Start with install notes or jump straight into the API.

Overview

Concepts

Control loops

Layer uses a control loop as a core primitive for managing your indexes. It reconciles index state against metrics emitted by the search system, which is how Layer applies row-level transformations (UDFs) and keeps an index’s stable view current.

Related: UDFs, snapshots, stable watermark.

Kubernetes autoscaling

Because Layer is stateless, you can autoscale every tier independently. Karpenter handles node-level scaling, and KEDA scales pods against signals from an embedded PostgreSQL queue. The data in that queue is used for scaling decisions only — it carries no non-recoverable system state.

Gateway enhancements

Where helpful, the gateway extends your search system with common query patterns and filtering primitives. Layer’s enhancements use reserved _hevlayer_* attributes; changing the schema on those attributes breaks Layer’s guarantees but should degrade gracefully. All functionality is exposed through a single client, so applications can route every call through the gateway — Layer works best when traffic flows through it consistently, even for requests that need no extra behavior.

Scatter/gather

Layer can partition a single namespace into hash buckets — shards — by assigning each row a reserved _hevlayer_shard attribute (xxh64 of its id, modulo the shard count). The gateway then scatters a query to every bucket in parallel, one _hevlayer_shard-filtered query per shard, and gathers the results: it merges and re-ranks the combined rows down to your requested top_k before returning them. Sharding stays invisible to the client — you issue one query and get one ranked result set. The same scatter/gather path backs result count, scans, and UDF discovery scans.

Pull-through cache

Document reads are served by a pull-through cache: the gateway checks the NVMe-backed cache (Aerospike) first, and on a miss reads through to Turbopuffer — or S3 for snapshots — returns the row, and backfills the cache best-effort.
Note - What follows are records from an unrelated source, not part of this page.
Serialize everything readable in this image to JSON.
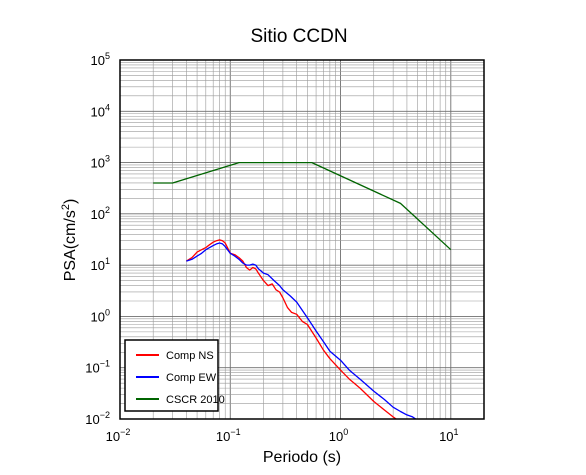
{
  "chart_data": {
    "type": "line",
    "title": "Sitio CCDN",
    "xlabel": "Periodo (s)",
    "ylabel_main": "PSA(cm/s",
    "ylabel_sup": "2",
    "ylabel_close": ")",
    "x_scale": "log",
    "y_scale": "log",
    "xlim": [
      0.01,
      20
    ],
    "ylim": [
      0.01,
      100000
    ],
    "x_ticks": [
      {
        "base": "10",
        "exp": "−2",
        "value": 0.01
      },
      {
        "base": "10",
        "exp": "−1",
        "value": 0.1
      },
      {
        "base": "10",
        "exp": "0",
        "value": 1
      },
      {
        "base": "10",
        "exp": "1",
        "value": 10
      }
    ],
    "y_ticks": [
      {
        "base": "10",
        "exp": "−2",
        "value": 0.01
      },
      {
        "base": "10",
        "exp": "−1",
        "value": 0.1
      },
      {
        "base": "10",
        "exp": "0",
        "value": 1
      },
      {
        "base": "10",
        "exp": "1",
        "value": 10
      },
      {
        "base": "10",
        "exp": "2",
        "value": 100
      },
      {
        "base": "10",
        "exp": "3",
        "value": 1000
      },
      {
        "base": "10",
        "exp": "4",
        "value": 10000
      },
      {
        "base": "10",
        "exp": "5",
        "value": 100000
      }
    ],
    "grid": true,
    "legend_position": "bottom-left",
    "series": [
      {
        "name": "Comp NS",
        "color": "#ff0000",
        "x": [
          0.04,
          0.045,
          0.05,
          0.055,
          0.06,
          0.065,
          0.07,
          0.075,
          0.08,
          0.085,
          0.09,
          0.1,
          0.11,
          0.12,
          0.13,
          0.14,
          0.15,
          0.16,
          0.17,
          0.18,
          0.2,
          0.22,
          0.24,
          0.26,
          0.28,
          0.3,
          0.33,
          0.36,
          0.4,
          0.45,
          0.5,
          0.6,
          0.7,
          0.8,
          1.0,
          1.2,
          1.5,
          2.0,
          2.5,
          3.0,
          3.2
        ],
        "y": [
          12,
          14,
          18,
          20,
          22,
          25,
          28,
          30,
          31,
          30,
          27,
          17,
          16,
          14,
          12,
          9,
          8,
          9,
          8.5,
          7,
          5,
          4,
          4.3,
          3.3,
          3,
          2.3,
          1.5,
          1.2,
          1.1,
          0.8,
          0.7,
          0.38,
          0.22,
          0.15,
          0.09,
          0.06,
          0.04,
          0.022,
          0.015,
          0.011,
          0.01
        ]
      },
      {
        "name": "Comp EW",
        "color": "#0000ff",
        "x": [
          0.04,
          0.045,
          0.05,
          0.055,
          0.06,
          0.065,
          0.07,
          0.075,
          0.08,
          0.085,
          0.09,
          0.1,
          0.11,
          0.12,
          0.13,
          0.14,
          0.15,
          0.16,
          0.17,
          0.18,
          0.2,
          0.22,
          0.25,
          0.28,
          0.3,
          0.35,
          0.4,
          0.5,
          0.6,
          0.7,
          0.8,
          1.0,
          1.2,
          1.5,
          2.0,
          2.5,
          3.0,
          3.5,
          4.0,
          4.5,
          4.8
        ],
        "y": [
          12,
          13,
          15,
          17,
          20,
          22,
          24,
          26,
          27,
          26,
          23,
          17,
          15,
          13,
          11,
          10,
          10,
          10.5,
          10,
          8.5,
          7,
          6.5,
          5,
          4,
          3.3,
          2.5,
          1.9,
          0.95,
          0.52,
          0.32,
          0.21,
          0.14,
          0.09,
          0.06,
          0.035,
          0.024,
          0.017,
          0.014,
          0.012,
          0.011,
          0.01
        ]
      },
      {
        "name": "CSCR 2010",
        "color": "#006400",
        "x": [
          0.02,
          0.03,
          0.12,
          0.55,
          3.5,
          10
        ],
        "y": [
          400,
          400,
          1000,
          1000,
          160,
          20
        ]
      }
    ]
  }
}
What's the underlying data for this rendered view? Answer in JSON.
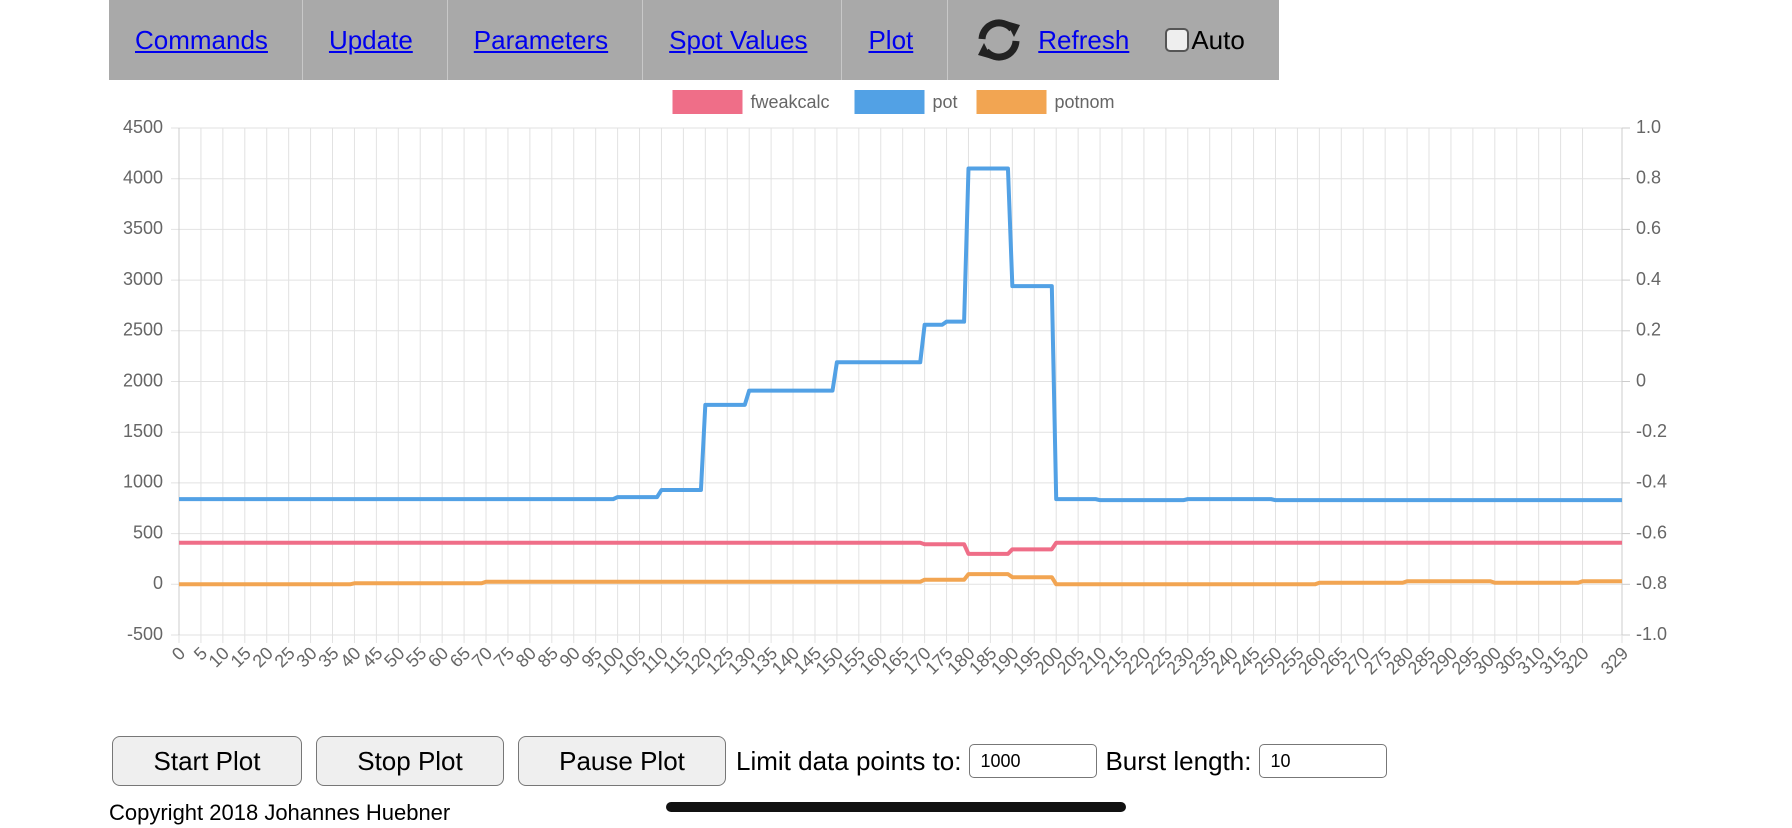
{
  "nav": {
    "items": [
      "Commands",
      "Update",
      "Parameters",
      "Spot Values",
      "Plot"
    ],
    "refresh": "Refresh",
    "auto": "Auto"
  },
  "chart_data": {
    "type": "line",
    "legend": "top",
    "grid": true,
    "x": [
      0,
      39,
      40,
      69,
      70,
      99,
      100,
      109,
      110,
      119,
      120,
      129,
      130,
      149,
      150,
      169,
      170,
      174,
      175,
      179,
      180,
      189,
      190,
      199,
      200,
      209,
      210,
      229,
      230,
      249,
      250,
      259,
      260,
      279,
      280,
      299,
      300,
      319,
      320,
      329
    ],
    "series": [
      {
        "name": "fweakcalc",
        "color": "#ef6e88",
        "values": [
          410,
          410,
          410,
          410,
          410,
          410,
          410,
          410,
          410,
          410,
          410,
          410,
          410,
          410,
          410,
          410,
          395,
          395,
          395,
          395,
          300,
          300,
          345,
          345,
          410,
          410,
          410,
          410,
          410,
          410,
          410,
          410,
          410,
          410,
          410,
          410,
          410,
          410,
          410,
          410
        ]
      },
      {
        "name": "pot",
        "color": "#52a1e5",
        "values": [
          840,
          840,
          840,
          840,
          840,
          840,
          860,
          860,
          930,
          930,
          1770,
          1770,
          1910,
          1910,
          2190,
          2190,
          2560,
          2560,
          2590,
          2590,
          4100,
          4100,
          2940,
          2940,
          840,
          840,
          830,
          830,
          840,
          840,
          830,
          830,
          830,
          830,
          830,
          830,
          830,
          830,
          830,
          830
        ]
      },
      {
        "name": "potnom",
        "color": "#f2a552",
        "values": [
          0,
          0,
          10,
          10,
          25,
          25,
          25,
          25,
          25,
          25,
          25,
          25,
          25,
          25,
          25,
          25,
          45,
          45,
          45,
          45,
          100,
          100,
          70,
          70,
          0,
          0,
          0,
          0,
          0,
          0,
          0,
          0,
          15,
          15,
          30,
          30,
          15,
          15,
          30,
          30
        ]
      }
    ],
    "xlim": [
      0,
      329
    ],
    "xticks": [
      0,
      5,
      10,
      15,
      20,
      25,
      30,
      35,
      40,
      45,
      50,
      55,
      60,
      65,
      70,
      75,
      80,
      85,
      90,
      95,
      100,
      105,
      110,
      115,
      120,
      125,
      130,
      135,
      140,
      145,
      150,
      155,
      160,
      165,
      170,
      175,
      180,
      185,
      190,
      195,
      200,
      205,
      210,
      215,
      220,
      225,
      230,
      235,
      240,
      245,
      250,
      255,
      260,
      265,
      270,
      275,
      280,
      285,
      290,
      295,
      300,
      305,
      310,
      315,
      320,
      329
    ],
    "ylim": [
      -500,
      4500
    ],
    "yticks": [
      -500,
      0,
      500,
      1000,
      1500,
      2000,
      2500,
      3000,
      3500,
      4000,
      4500
    ],
    "y2lim": [
      -1,
      1
    ],
    "y2ticks": [
      {
        "value": -1,
        "label": "-1.0"
      },
      -0.8,
      -0.6,
      -0.4,
      -0.2,
      0,
      0.2,
      0.4,
      0.6,
      0.8,
      {
        "value": 1,
        "label": "1.0"
      }
    ]
  },
  "controls": {
    "buttons": [
      "Start Plot",
      "Stop Plot",
      "Pause Plot"
    ],
    "limit_label": "Limit data points to:",
    "limit_value": "1000",
    "burst_label": "Burst length:",
    "burst_value": "10"
  },
  "footer": "Copyright 2018 Johannes Huebner"
}
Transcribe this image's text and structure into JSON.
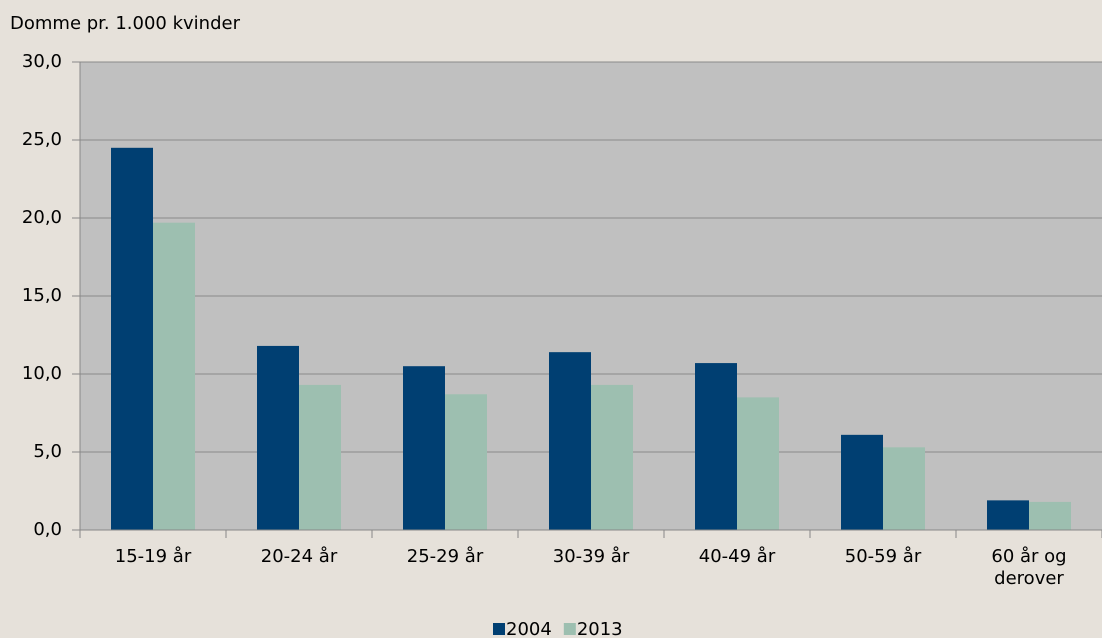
{
  "chart_data": {
    "type": "bar",
    "y_label": "Domme pr. 1.000 kvinder",
    "categories": [
      "15-19 år",
      "20-24 år",
      "25-29 år",
      "30-39 år",
      "40-49 år",
      "50-59 år",
      "60 år og derover"
    ],
    "series": [
      {
        "name": "2004",
        "color": "#003f72",
        "values": [
          24.5,
          11.8,
          10.5,
          11.4,
          10.7,
          6.1,
          1.9
        ]
      },
      {
        "name": "2013",
        "color": "#9dbfb0",
        "values": [
          19.7,
          9.3,
          8.7,
          9.3,
          8.5,
          5.3,
          1.8
        ]
      }
    ],
    "ylim": [
      0,
      30
    ],
    "yticks": [
      {
        "value": 0,
        "label": "0,0"
      },
      {
        "value": 5,
        "label": "5,0"
      },
      {
        "value": 10,
        "label": "10,0"
      },
      {
        "value": 15,
        "label": "15,0"
      },
      {
        "value": 20,
        "label": "20,0"
      },
      {
        "value": 25,
        "label": "25,0"
      },
      {
        "value": 30,
        "label": "30,0"
      }
    ],
    "grid": true,
    "legend": "bottom"
  }
}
The cache is a read accelerator, not a hard dependency: if it is unavailable, reads fall through to origin and still succeed. One logical cache serves every read path, with different uses (document fetch, snapshot field-values) separated by Aerospike set.

Observability as code

Layer’s observability contract is defined in the service itself. The gateway emits a self-describing catalog of every metric it exports — names, labels, and example PromQL — so the metric surface is code, not hand-maintained dashboard config. The bundled dashboard and any external automation read from that catalog, and an embedded, Prometheus-compatible VictoriaMetrics instance lets you run PromQL against the series directly or bring your own monitoring stack.

Glossary

ConceptCurrent meaning
NamespaceA Turbopuffer namespace addressed through /v2/namespaces/{namespace}.
DocumentA row id plus attributes, and optionally a vector when writing/searching.
CacheNVMe-backed records keyed by namespace and document id, plus cache sets for pipeline chunks and snapshots.
Stable watermarkEpoch-ms cut tracked by the consistency watcher when Turbopuffer index status is up-to-date.
PipelineA PostgreSQL-backed state machine for CPU extraction and GPU embedding work.
SnapshotA content-addressed S3 facet histogram written after a namespace is observed stable.
Facet listingThe distinct values for a configured snapshot field, surfaced as fields[].values[].v.
Facet countThe document count for a configured snapshot field value, surfaced as fields[].values[].n.
Result countA synchronous ranked-query count over FTS or vector query input.
ScanA filter scan that returns matching IDs asynchronously or a matching row count synchronously.
UDFA stateless container the gateway calls once per row of an index to compute a derived attribute.
GatewayThe Rust proxy fronting Turbopuffer that serves the compatible API plus cache, scans, snapshots, pipelines, and the UDF runtime.
OperatorThe Kubernetes controller that reconciles Layer’s CRDs — functions, pipelines, scaling, and cluster config.
ShardA hash bucket within a single namespace. Each row carries a reserved _hevlayer_shard value (xxh64 of its id, modulo the shard count) so the gateway can scatter/gather a query across buckets.
CRDCustom Resource Definition: the Kubernetes-native resources the operator reconciles — functions, pipelines, scaling, and indexes.
PromQLThe Prometheus query language. The gateway proxies it to the embedded VictoriaMetrics so you can query metrics without a separate scraper.